It seems you have given $\alpha$ in terms of $\alpha$.
 

Andrei

Member
Jan 18, 2013
36
Re: how to find angles of a triangle

Here is what I do. I express a through b, c and \(\displaystyle \alpha\) by cosine theorem. So I have an equation with only b and c as unknown. I obtain \(\displaystyle \frac{b}{c}\) by sine theorem and I substitute this ratio in the first equation. I also know that \(\displaystyle \alpha=\pi-B-C.\) So I have two equations with two unknowns. But it is hard to solve.

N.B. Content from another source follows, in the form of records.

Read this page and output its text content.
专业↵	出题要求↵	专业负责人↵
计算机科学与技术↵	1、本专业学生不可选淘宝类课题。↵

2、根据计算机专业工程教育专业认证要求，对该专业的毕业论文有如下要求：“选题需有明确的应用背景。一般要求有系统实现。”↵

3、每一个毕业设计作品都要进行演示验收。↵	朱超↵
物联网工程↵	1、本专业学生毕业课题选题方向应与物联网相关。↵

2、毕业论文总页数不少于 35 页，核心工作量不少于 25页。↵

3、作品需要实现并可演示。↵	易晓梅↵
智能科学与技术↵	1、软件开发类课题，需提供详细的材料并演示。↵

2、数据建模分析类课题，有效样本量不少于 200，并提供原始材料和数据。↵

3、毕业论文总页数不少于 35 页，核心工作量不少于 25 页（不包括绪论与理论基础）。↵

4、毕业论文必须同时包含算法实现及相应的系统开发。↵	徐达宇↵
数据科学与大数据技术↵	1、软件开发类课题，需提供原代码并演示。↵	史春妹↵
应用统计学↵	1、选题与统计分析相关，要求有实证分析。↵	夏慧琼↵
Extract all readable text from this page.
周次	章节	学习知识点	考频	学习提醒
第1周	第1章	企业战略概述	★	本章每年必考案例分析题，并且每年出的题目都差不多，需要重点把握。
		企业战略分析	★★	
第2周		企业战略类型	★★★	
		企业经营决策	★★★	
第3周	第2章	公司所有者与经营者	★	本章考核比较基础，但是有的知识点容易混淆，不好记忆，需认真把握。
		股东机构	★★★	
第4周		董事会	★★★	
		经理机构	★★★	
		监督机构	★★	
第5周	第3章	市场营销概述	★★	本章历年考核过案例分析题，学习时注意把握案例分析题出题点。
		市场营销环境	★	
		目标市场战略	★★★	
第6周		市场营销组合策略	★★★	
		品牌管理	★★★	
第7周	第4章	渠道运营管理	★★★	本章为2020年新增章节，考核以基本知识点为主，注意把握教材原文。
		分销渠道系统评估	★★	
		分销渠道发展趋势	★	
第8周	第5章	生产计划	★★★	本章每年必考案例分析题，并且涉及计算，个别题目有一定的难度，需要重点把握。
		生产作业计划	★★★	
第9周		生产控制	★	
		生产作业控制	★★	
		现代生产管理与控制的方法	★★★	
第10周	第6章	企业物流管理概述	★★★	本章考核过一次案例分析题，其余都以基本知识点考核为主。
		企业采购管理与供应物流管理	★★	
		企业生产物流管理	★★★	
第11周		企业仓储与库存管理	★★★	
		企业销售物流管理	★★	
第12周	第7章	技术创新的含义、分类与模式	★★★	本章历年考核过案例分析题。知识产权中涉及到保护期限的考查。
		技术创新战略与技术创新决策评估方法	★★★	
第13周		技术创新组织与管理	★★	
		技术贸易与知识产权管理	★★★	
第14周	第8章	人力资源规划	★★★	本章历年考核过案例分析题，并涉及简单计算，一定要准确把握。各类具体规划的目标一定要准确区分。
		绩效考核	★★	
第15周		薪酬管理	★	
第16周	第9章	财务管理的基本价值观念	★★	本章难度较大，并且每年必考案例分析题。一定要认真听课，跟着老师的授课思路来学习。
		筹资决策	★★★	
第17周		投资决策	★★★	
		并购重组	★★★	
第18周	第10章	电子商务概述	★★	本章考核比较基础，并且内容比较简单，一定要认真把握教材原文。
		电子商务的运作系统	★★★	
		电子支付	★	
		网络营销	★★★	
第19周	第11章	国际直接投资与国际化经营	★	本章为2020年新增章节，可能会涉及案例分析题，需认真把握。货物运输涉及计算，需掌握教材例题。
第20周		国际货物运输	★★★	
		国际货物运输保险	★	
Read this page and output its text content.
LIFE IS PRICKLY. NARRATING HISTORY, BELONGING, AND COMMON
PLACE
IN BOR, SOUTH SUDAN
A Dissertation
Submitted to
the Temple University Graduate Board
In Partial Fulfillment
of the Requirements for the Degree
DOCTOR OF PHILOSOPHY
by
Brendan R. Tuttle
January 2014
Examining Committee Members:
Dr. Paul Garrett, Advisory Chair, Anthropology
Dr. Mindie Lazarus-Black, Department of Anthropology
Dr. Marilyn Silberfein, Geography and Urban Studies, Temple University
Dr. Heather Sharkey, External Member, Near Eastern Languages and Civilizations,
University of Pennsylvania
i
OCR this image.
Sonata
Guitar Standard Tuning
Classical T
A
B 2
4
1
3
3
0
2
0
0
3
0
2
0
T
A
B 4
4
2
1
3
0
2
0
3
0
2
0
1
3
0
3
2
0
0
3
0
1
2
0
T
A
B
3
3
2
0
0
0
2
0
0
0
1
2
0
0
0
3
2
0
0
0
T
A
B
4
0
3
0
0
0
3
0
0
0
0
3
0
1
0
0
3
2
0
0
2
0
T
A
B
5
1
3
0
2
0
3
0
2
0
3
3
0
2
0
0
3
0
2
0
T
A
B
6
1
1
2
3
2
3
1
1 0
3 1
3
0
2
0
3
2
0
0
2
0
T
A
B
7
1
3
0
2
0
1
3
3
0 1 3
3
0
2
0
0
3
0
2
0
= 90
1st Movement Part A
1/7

I also noticed that the bisector of angle A divide side a in two segments: b/2 and c/2.
 

Opalg

MHB Oldtimer
Staff member
Feb 7, 2012
2,725
Re: how to find angles of a triangle

Here is what I do. I express a through b, c and \(\displaystyle \alpha\) by cosine theorem. So I have an equation with only b and c as unknown. I obtain \(\displaystyle \frac{b}{c}\) by sine theorem and I substitute this ratio in the first equation. I also know that \(\displaystyle \alpha=\pi-B-C.\) So I have two equations with two unknowns. But it is hard to solve.

I also noticed that the bisector of angle A divide side a in two segments: b/2 and c/2.
I think you are nearly there. Look at this picture, in which $AD$ is the angle bisector at $A$, and $BN$ is perpendicular to $AD$:



The angle at $B$ is obviously $\angle ABN + \angle NBD$. Equally obviously, $\angle ABN = \frac{\pi}2 - \frac\alpha2$, so we just need to show that $\cos(\angle NBD) = 2\sin\bigl(\frac\alpha2\bigr)$. But $\cos(\angle NBD) = \frac{BN}{BD}$, and you have already shown that $BD = c/2$, so you just need to observe that $BN = c\sin\bigl(\frac\alpha2\bigr)$, which is evident from the triangle $ABN$.

You can get the result for the angle at $C$ in a similar way by dropping a perpendicular from $C$ to the extension of $AD$.​